All the stats suggest that Australia were the better side, as did much of the televisual evidence. But they weren't that much better than England and, at key moments, were worse. Just. But when England were bad - Cardiff for all bar the last session and Headingley - they were abysmal. So while the celebrations were far more muted than four years ago, there was good reason other than that Trafalgar Square nonsense was toe-curlingly embarrassing.
Has it erased any memory of the drubbing handed out last time in Australia? Of course not, even if Sky TV airbrushed it completely from history, but times have changed and Australia suddenly find themselves down from first to fourth in the Test rankings. South Africa assume the top spot and where are England next? Yep, South Africa, so four of the top six should feel right at home as England start life AF - After Fred.

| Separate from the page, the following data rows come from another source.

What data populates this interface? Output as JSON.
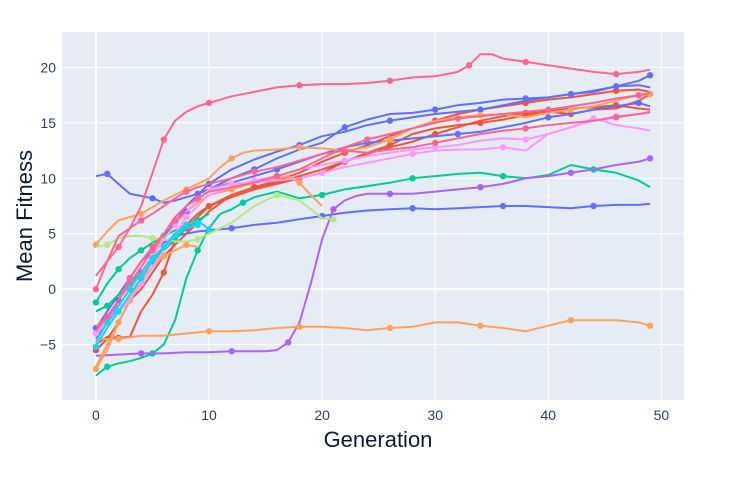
{
  "chart_data": {
    "type": "line",
    "xlabel": "Generation",
    "ylabel": "Mean Fitness",
    "xlim": [
      -3,
      52
    ],
    "ylim": [
      -10,
      23.2
    ],
    "x_ticks": [
      0,
      10,
      20,
      30,
      40,
      50
    ],
    "y_ticks": [
      -5,
      0,
      5,
      10,
      15,
      20
    ],
    "plot_background": "#e5ecf6",
    "grid_color": "#ffffff",
    "grid": true,
    "markers": "every few points",
    "series": [
      {
        "color": "#ef553b",
        "x": [
          0,
          1,
          2,
          3,
          4,
          5,
          6,
          7,
          8,
          9,
          10,
          12,
          14,
          16,
          18,
          20,
          22,
          24,
          26,
          28,
          30,
          32,
          34,
          36,
          38,
          40,
          42,
          44,
          46,
          48,
          49
        ],
        "values": [
          -5.5,
          -4.5,
          -3,
          -1,
          0.5,
          2,
          3.5,
          4.5,
          5.5,
          6.5,
          7.5,
          8.5,
          9.2,
          9.6,
          10.2,
          10.8,
          11.5,
          12.2,
          12.8,
          13.3,
          14,
          14.6,
          15.2,
          15.6,
          15.9,
          16.1,
          16.3,
          16.4,
          16.6,
          16.3,
          16.2
        ]
      },
      {
        "color": "#ef553b",
        "x": [
          0,
          2,
          4,
          6,
          8,
          10,
          12,
          14,
          16,
          18,
          20,
          22,
          24,
          26,
          28,
          30,
          32,
          34,
          36,
          38,
          40,
          42,
          44,
          46,
          48,
          49
        ],
        "values": [
          -3.5,
          -2,
          0,
          3,
          5,
          7,
          8.5,
          9.2,
          9.8,
          10.5,
          11.5,
          12.3,
          13,
          13.8,
          14.5,
          15.2,
          15.8,
          16.2,
          16.5,
          16.8,
          17.1,
          17.3,
          17.6,
          17.9,
          18,
          17.8
        ]
      },
      {
        "color": "#ef553b",
        "x": [
          0,
          1,
          2,
          3,
          4,
          5,
          6,
          7,
          8,
          9,
          10,
          12,
          14,
          16,
          18,
          20,
          22,
          24,
          26,
          28,
          30,
          32,
          34,
          36,
          38,
          40,
          42,
          44,
          46,
          48,
          49
        ],
        "values": [
          -5,
          -4.3,
          -4.4,
          -4.3,
          -2,
          -0.5,
          1.5,
          4.5,
          5.8,
          6.8,
          7.5,
          8.3,
          9,
          9.5,
          10,
          10.5,
          11.5,
          12.3,
          13,
          14,
          14.5,
          14.8,
          15,
          15.3,
          15.7,
          16,
          15.8,
          16.2,
          16.3,
          17,
          17.6
        ]
      },
      {
        "color": "#636efa",
        "x": [
          0,
          1,
          2,
          3,
          4,
          5,
          6,
          7,
          8,
          9,
          10,
          12,
          14,
          16,
          18,
          20,
          22,
          24,
          26,
          28,
          30,
          32,
          34,
          36,
          38,
          40,
          42,
          44,
          46,
          48,
          49
        ],
        "values": [
          10.2,
          10.4,
          9.5,
          8.6,
          8.4,
          8.2,
          7.8,
          8,
          8.3,
          8.6,
          9,
          9.6,
          10.2,
          10.8,
          11.5,
          12.2,
          12.8,
          13.2,
          13.4,
          13.6,
          13.8,
          14,
          14.2,
          14.6,
          15,
          15.5,
          15.8,
          16.2,
          16.5,
          16.8,
          16.5
        ]
      },
      {
        "color": "#636efa",
        "x": [
          0,
          1,
          2,
          3,
          4,
          5,
          6,
          7,
          8,
          9,
          10,
          12,
          14,
          16,
          18,
          20,
          22,
          24,
          26,
          28,
          30,
          32,
          34,
          36,
          38,
          40,
          42,
          44,
          46,
          48,
          49
        ],
        "values": [
          -3.5,
          -2.5,
          -1.5,
          0,
          1.5,
          3,
          4.5,
          6,
          7,
          8,
          9,
          10,
          10.8,
          11.8,
          12.6,
          13.2,
          14.6,
          15.3,
          15.8,
          15.9,
          16.2,
          16.6,
          16.8,
          17.1,
          17.2,
          17.3,
          17.6,
          17.8,
          18.3,
          18.4,
          18.2
        ]
      },
      {
        "color": "#636efa",
        "x": [
          0,
          1,
          2,
          3,
          4,
          5,
          6,
          7,
          8,
          9,
          10,
          12,
          14,
          16,
          18,
          20,
          22,
          24,
          26,
          28,
          30,
          32,
          34,
          36,
          38,
          40,
          42,
          44,
          46,
          48,
          49
        ],
        "values": [
          -3.6,
          -2,
          -0.5,
          1,
          2.5,
          3.6,
          4.2,
          4.8,
          5,
          5.2,
          5.3,
          5.5,
          5.8,
          6,
          6.3,
          6.6,
          6.9,
          7.1,
          7.2,
          7.3,
          7.2,
          7.3,
          7.4,
          7.5,
          7.5,
          7.4,
          7.3,
          7.5,
          7.6,
          7.6,
          7.7
        ]
      },
      {
        "color": "#636efa",
        "x": [
          0,
          1,
          2,
          3,
          4,
          5,
          6,
          7,
          8,
          9,
          10,
          12,
          14,
          16,
          18,
          20,
          22,
          24,
          26,
          28,
          30,
          32,
          34,
          36,
          38,
          40,
          42,
          44,
          46,
          48,
          49
        ],
        "values": [
          -4.5,
          -3,
          -1,
          1,
          2.5,
          3.5,
          4.8,
          6,
          7.5,
          8.5,
          9.5,
          10.8,
          11.7,
          12.4,
          13,
          13.8,
          14.2,
          14.8,
          15.2,
          15.5,
          15.8,
          16,
          16.2,
          16.6,
          17,
          17.3,
          17.6,
          17.9,
          18.3,
          18.8,
          19.3
        ]
      },
      {
        "color": "#00cc96",
        "x": [
          0,
          1,
          2,
          3,
          4,
          5,
          6,
          7,
          8,
          9,
          10,
          11,
          12,
          13,
          14,
          16,
          18,
          20,
          22,
          24,
          26,
          28,
          30,
          32,
          34,
          36,
          38,
          40,
          42,
          44,
          46,
          48,
          49
        ],
        "values": [
          -7.8,
          -7,
          -6.7,
          -6.5,
          -6.2,
          -5.8,
          -5,
          -2.8,
          1,
          3.5,
          5.5,
          6.8,
          7.2,
          7.8,
          8.3,
          8.8,
          8.2,
          8.5,
          9,
          9.3,
          9.6,
          10,
          10.2,
          10.4,
          10.5,
          10.2,
          10,
          10.3,
          11.2,
          10.8,
          10.5,
          9.8,
          9.2
        ]
      },
      {
        "color": "#00cc96",
        "x": [
          0,
          1,
          2,
          3,
          4,
          5,
          6,
          7,
          8,
          9
        ],
        "values": [
          -1.2,
          0.5,
          1.8,
          2.8,
          3.5,
          4.2,
          4.8,
          5.3,
          5.8,
          6
        ]
      },
      {
        "color": "#00cc96",
        "x": [
          0,
          1,
          2,
          3,
          4,
          5,
          6,
          7,
          8,
          9,
          10
        ],
        "values": [
          -2,
          -1.5,
          -0.5,
          0.5,
          1.5,
          2.5,
          3.5,
          4.5,
          5.5,
          6.2,
          6.8
        ]
      },
      {
        "color": "#ab63fa",
        "x": [
          0,
          2,
          4,
          6,
          8,
          10,
          12,
          14,
          15,
          16,
          17,
          18,
          19,
          20,
          21,
          22,
          23,
          24,
          26,
          28,
          30,
          32,
          34,
          36,
          38,
          40,
          42,
          44,
          46,
          48,
          49
        ],
        "values": [
          -6,
          -5.9,
          -5.8,
          -5.8,
          -5.7,
          -5.7,
          -5.6,
          -5.6,
          -5.6,
          -5.5,
          -4.8,
          -3,
          0.5,
          4.5,
          7.2,
          8,
          8.4,
          8.6,
          8.6,
          8.6,
          8.8,
          9,
          9.2,
          9.5,
          10,
          10.2,
          10.5,
          10.8,
          11.2,
          11.5,
          11.8
        ]
      },
      {
        "color": "#ffa15a",
        "x": [
          0,
          2,
          4,
          6,
          8,
          10,
          12,
          14,
          16,
          18,
          20,
          22,
          24,
          26,
          28,
          30,
          32,
          34,
          36,
          38,
          40,
          42,
          44,
          46,
          48,
          49
        ],
        "values": [
          -4.5,
          -4.5,
          -4.2,
          -4.2,
          -4,
          -3.8,
          -3.8,
          -3.7,
          -3.5,
          -3.4,
          -3.4,
          -3.5,
          -3.7,
          -3.5,
          -3.4,
          -3,
          -3,
          -3.3,
          -3.5,
          -3.8,
          -3.3,
          -2.8,
          -2.8,
          -2.8,
          -3,
          -3.3
        ]
      },
      {
        "color": "#ffa15a",
        "x": [
          0,
          1,
          2,
          3,
          4,
          5,
          6,
          7,
          8,
          9,
          10,
          11,
          12,
          13,
          14,
          16,
          18,
          20,
          22,
          24,
          26,
          28,
          30,
          32,
          34,
          36,
          38,
          40,
          42,
          44,
          46,
          48,
          49
        ],
        "values": [
          4,
          5.2,
          6.2,
          6.5,
          6.8,
          7.4,
          8,
          8.5,
          9,
          9.5,
          10,
          11,
          11.8,
          12.3,
          12.5,
          12.6,
          12.8,
          12.7,
          12.5,
          12.8,
          13.5,
          14.5,
          15.2,
          15.5,
          15.7,
          15.8,
          15.5,
          15.9,
          16.2,
          16.5,
          17,
          17.5,
          17.6
        ]
      },
      {
        "color": "#ffa15a",
        "x": [
          0,
          1,
          2,
          3,
          4,
          5,
          6,
          7,
          8,
          9,
          10,
          12,
          14,
          16,
          17,
          18,
          19,
          20
        ],
        "values": [
          -7,
          -5,
          -3,
          -1,
          1,
          3,
          5,
          6.2,
          7,
          7.8,
          8.5,
          9,
          9.6,
          10,
          10.2,
          9.6,
          8.5,
          7.5
        ]
      },
      {
        "color": "#ffa15a",
        "x": [
          0,
          1,
          2,
          3,
          4,
          5,
          6,
          7,
          8,
          9
        ],
        "values": [
          -7.2,
          -5.5,
          -3,
          -1,
          1,
          2,
          3,
          3.5,
          4,
          3.8
        ]
      },
      {
        "color": "#b6e880",
        "x": [
          0,
          1,
          2,
          3,
          4,
          5,
          6,
          7,
          8,
          9,
          10,
          12,
          14,
          16,
          18,
          19,
          20,
          21
        ],
        "values": [
          3.8,
          4,
          4.6,
          4.8,
          4.8,
          4.6,
          4.5,
          4.3,
          4.3,
          4.5,
          5,
          6,
          7.5,
          8.5,
          8,
          7.2,
          6.4,
          6.3
        ]
      },
      {
        "color": "#ff97ff",
        "x": [
          0,
          1,
          2,
          3,
          4,
          5,
          6,
          7,
          8,
          9,
          10,
          12,
          14,
          16,
          18,
          20,
          22,
          24,
          26,
          28,
          30,
          32,
          34,
          36,
          38,
          40,
          42,
          44,
          46,
          48,
          49
        ],
        "values": [
          -4,
          -3,
          -2,
          -1,
          0.5,
          2,
          3.5,
          5,
          6.5,
          7.5,
          8.5,
          9.2,
          9.8,
          10.2,
          10.8,
          11.2,
          11.6,
          12,
          12.3,
          12.6,
          12.8,
          13,
          13.4,
          13.6,
          13.5,
          14,
          14.6,
          15.2,
          15.6,
          15.8,
          15.9
        ]
      },
      {
        "color": "#ff97ff",
        "x": [
          0,
          1,
          2,
          3,
          4,
          5,
          6,
          7,
          8,
          9,
          10,
          12,
          14,
          16,
          18,
          20,
          22,
          24,
          26,
          28,
          30,
          32,
          34,
          36,
          38,
          40,
          42,
          44,
          46,
          48,
          49
        ],
        "values": [
          -3.8,
          -2.8,
          -1.5,
          0,
          1.5,
          3,
          4.5,
          5.8,
          7,
          8,
          9,
          9.5,
          9.6,
          9.8,
          10,
          10.5,
          11,
          11.4,
          11.8,
          12.2,
          12.5,
          12.6,
          12.6,
          12.8,
          12.5,
          14,
          14.6,
          15.4,
          14.8,
          14.5,
          14.3
        ]
      },
      {
        "color": "#fe6692",
        "x": [
          0,
          1,
          2,
          3,
          4,
          5,
          6,
          7,
          8,
          9,
          10,
          12,
          14,
          16,
          18,
          20,
          22,
          24,
          26,
          28,
          30,
          32,
          33,
          34,
          35,
          36,
          38,
          40,
          42,
          44,
          46,
          48,
          49
        ],
        "values": [
          1.2,
          2.5,
          3.8,
          5.5,
          7.5,
          10.5,
          13.5,
          15.2,
          16,
          16.5,
          16.8,
          17.4,
          17.8,
          18.2,
          18.4,
          18.5,
          18.5,
          18.6,
          18.8,
          19.1,
          19.2,
          19.6,
          20.2,
          21.2,
          21.2,
          20.8,
          20.5,
          20.2,
          19.9,
          19.6,
          19.4,
          19.6,
          19.8
        ]
      },
      {
        "color": "#fe6692",
        "x": [
          0,
          1,
          2,
          3,
          4,
          5,
          6,
          7,
          8,
          9,
          10,
          12,
          14,
          16,
          18,
          20,
          22,
          24,
          26,
          28,
          30,
          32,
          34,
          36,
          38,
          40,
          42,
          44,
          46,
          48,
          49
        ],
        "values": [
          -3.4,
          -2.5,
          -1,
          0.5,
          2,
          3.5,
          5,
          6.5,
          7.5,
          8.2,
          8.8,
          9.2,
          9.6,
          10.2,
          10.8,
          11.8,
          12.8,
          13.5,
          14,
          14.5,
          15,
          15.4,
          15.6,
          15.8,
          16,
          16.2,
          16.5,
          16.8,
          17.2,
          17.5,
          17.7
        ]
      },
      {
        "color": "#fe6692",
        "x": [
          0,
          1,
          2,
          3,
          4,
          5,
          6,
          7,
          8,
          9,
          10,
          12,
          14,
          16,
          18,
          20,
          22,
          24,
          26,
          28,
          30,
          32,
          34,
          36,
          38,
          40,
          42,
          44,
          46,
          48,
          49
        ],
        "values": [
          0,
          2.5,
          4.8,
          5.5,
          6.2,
          6.8,
          7.5,
          8.2,
          8.8,
          9.2,
          9.5,
          10,
          10.6,
          11,
          11.6,
          12.2,
          12.5,
          12.3,
          12.6,
          12.8,
          13.2,
          13.6,
          14,
          14.3,
          14.5,
          14.8,
          15,
          15.2,
          15.5,
          15.8,
          16
        ]
      },
      {
        "color": "#19d3f3",
        "x": [
          0,
          1,
          2,
          3,
          4,
          5,
          6,
          7,
          8,
          9
        ],
        "values": [
          -4.8,
          -3,
          -1.5,
          0,
          1.5,
          2.8,
          3.8,
          4.8,
          5.5,
          5.8
        ]
      },
      {
        "color": "#19d3f3",
        "x": [
          0,
          1,
          2,
          3,
          4,
          5,
          6,
          7,
          8,
          9,
          10
        ],
        "values": [
          -5.2,
          -3.5,
          -2,
          -0.5,
          1,
          2.5,
          3.8,
          5,
          5.8,
          6.2,
          5.4
        ]
      },
      {
        "color": "#ff6692",
        "x": [
          0,
          1,
          2,
          3,
          4,
          5,
          6,
          7,
          8
        ],
        "values": [
          -3.8,
          -2.5,
          -1,
          1,
          2.5,
          3.8,
          5,
          6.2,
          7
        ]
      }
    ]
  }
}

It's to the shorter forms of the game now, with two Twenty20s and seven (why?) one-dayers. England warmed up by being characteristically useless against Ireland while Australia belted Scotland all over Edinburgh. These 50-over matches come just after the ECB decided that 50-over cricket isn't for the likes of them, reducing the one domestic 50-over competition - the FP Trophy - to a 40-over format. Great planning. Presumably that'll be to prepare cricketers for the international 40-over game. Which doesn't exist.